This is so scary. A month ago, this would have been an ordinary day’s intake for me. Go out for breakfast at a restaurant. Good Lord – 700 calories for one meal. That’s more than half what I try to eat now on a daily basis… Have been eating for the last few weeks, with room to spare. I certainly didn’t get much exercise in to counteract the over-eating. The numbers don’t lie. This is awful. Did I want to go splurge more? No. So that’s a positive. I’ve had my ‘cheats’ for the next two weeks.

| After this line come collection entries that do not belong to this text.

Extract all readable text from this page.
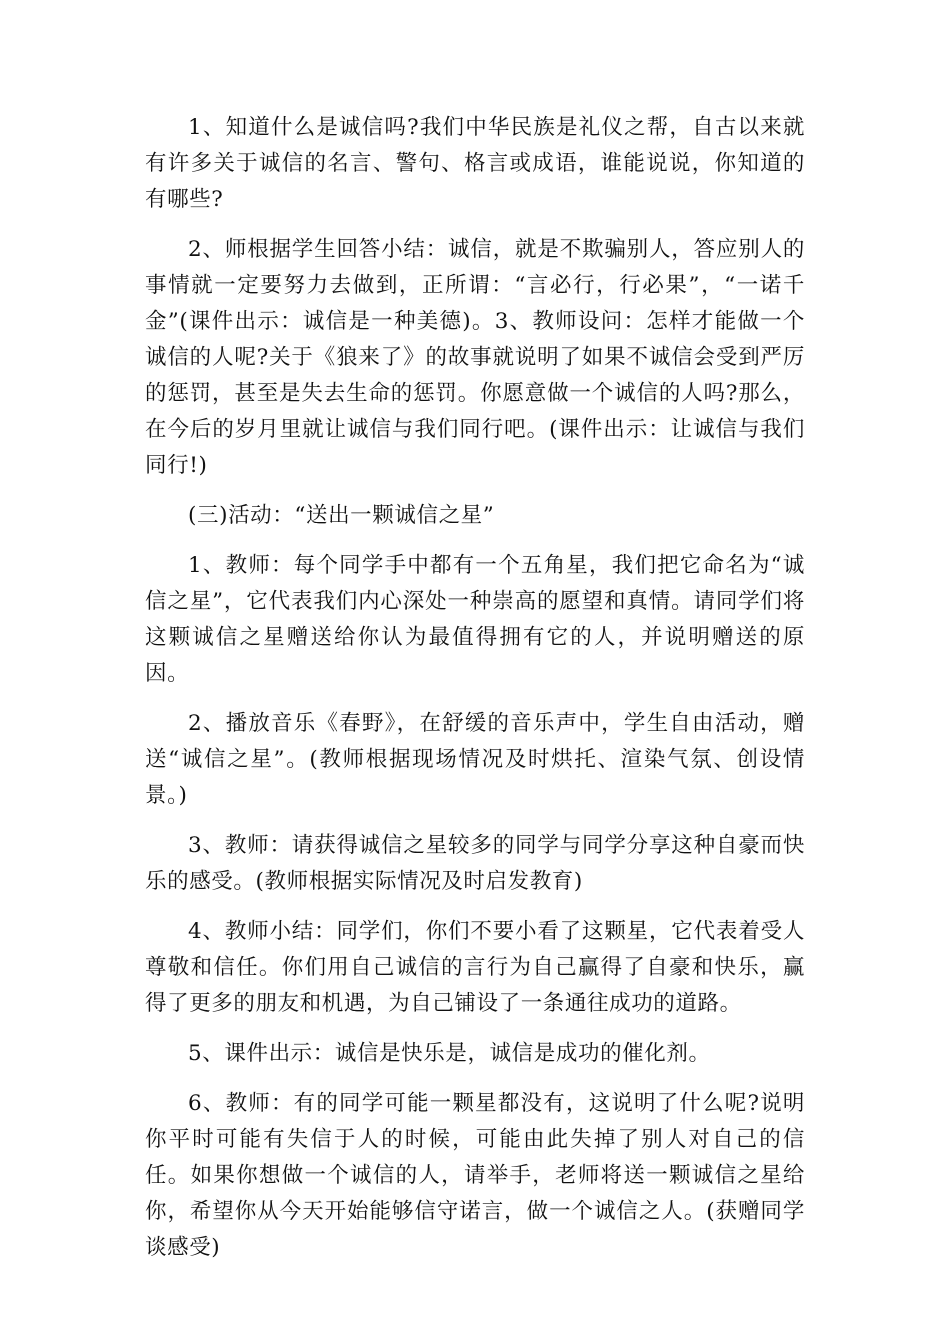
1、知道什么是诚信吗?我们中华民族是礼仪之帮，自古以来就有许多关于诚信的名言、警句、格言或成语，谁能说说，你知道的有哪些?

2、师根据学生回答小结：诚信，就是不欺骗别人，答应别人的事情就一定要努力去做到，正所谓：“言必行，行必果”，“一诺千金”(课件出示：诚信是一种美德)。3、教师设问：怎样才能做一个诚信的人呢?关于《狼来了》的故事就说明了如果不诚信会受到严厉的惩罚，甚至是失去生命的惩罚。你愿意做一个诚信的人吗?那么，在今后的岁月里就让诚信与我们同行吧。(课件出示：让诚信与我们同行!)

(三)活动：“送出一颗诚信之星”

1、教师：每个同学手中都有一个五角星，我们把它命名为“诚信之星”，它代表我们内心深处一种崇高的愿望和真情。请同学们将这颗诚信之星赠送给你认为最值得拥有它的人，并说明赠送的原因。

2、播放音乐《春野》，在舒缓的音乐声中，学生自由活动，赠送“诚信之星”。(教师根据现场情况及时烘托、渲染气氛、创设情景。)

3、教师：请获得诚信之星较多的同学与同学分享这种自豪而快乐的感受。(教师根据实际情况及时启发教育)

4、教师小结：同学们，你们不要小看了这颗星，它代表着受人尊敬和信任。你们用自己诚信的言行为自己赢得了自豪和快乐，赢得了更多的朋友和机遇，为自己铺设了一条通往成功的道路。

5、课件出示：诚信是快乐是，诚信是成功的催化剂。

6、教师：有的同学可能一颗星都没有，这说明了什么呢?说明你平时可能有失信于人的时候，可能由此失掉了别人对自己的信任。如果你想做一个诚信的人，请举手，老师将送一颗诚信之星给你，希望你从今天开始能够信守诺言，做一个诚信之人。(获赠同学谈感受)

I ate one sparerib (yeah, it as greasy), a couple of spoonfuls or rice and some green beans at the reception afterwards. Drank water instead of wine. Had a sandwich on the road because there is nowhere to buy a piece of grilled chicken at a roadside stop. Tim Horton’s or A&W were the choices.
I thought the sandwich would be less dangerous. It wasn’t. The salami and mayo tasted good. But why did I finish the whole thing, small as it seemed?
I was sort of hungry. Honestly, if there’d been a KFC in the OnRoute stop, I’d have had a piece of that. And regretted it even more.
The celery I’d packed Friday had gone a bit mushy. I was feeling sad and tired. My leg hurt a lot. Who knew that a %$#@ sandwich and a cookie would be so calorically lethal? But I have to learn not to let excuses knock me off my goal.
Okay. Take a deep breath. Thanks to My Fitness Pal, I know how far I’ve fallen off the weight-loss wagon. It’s not the end of the world. Today, I start over.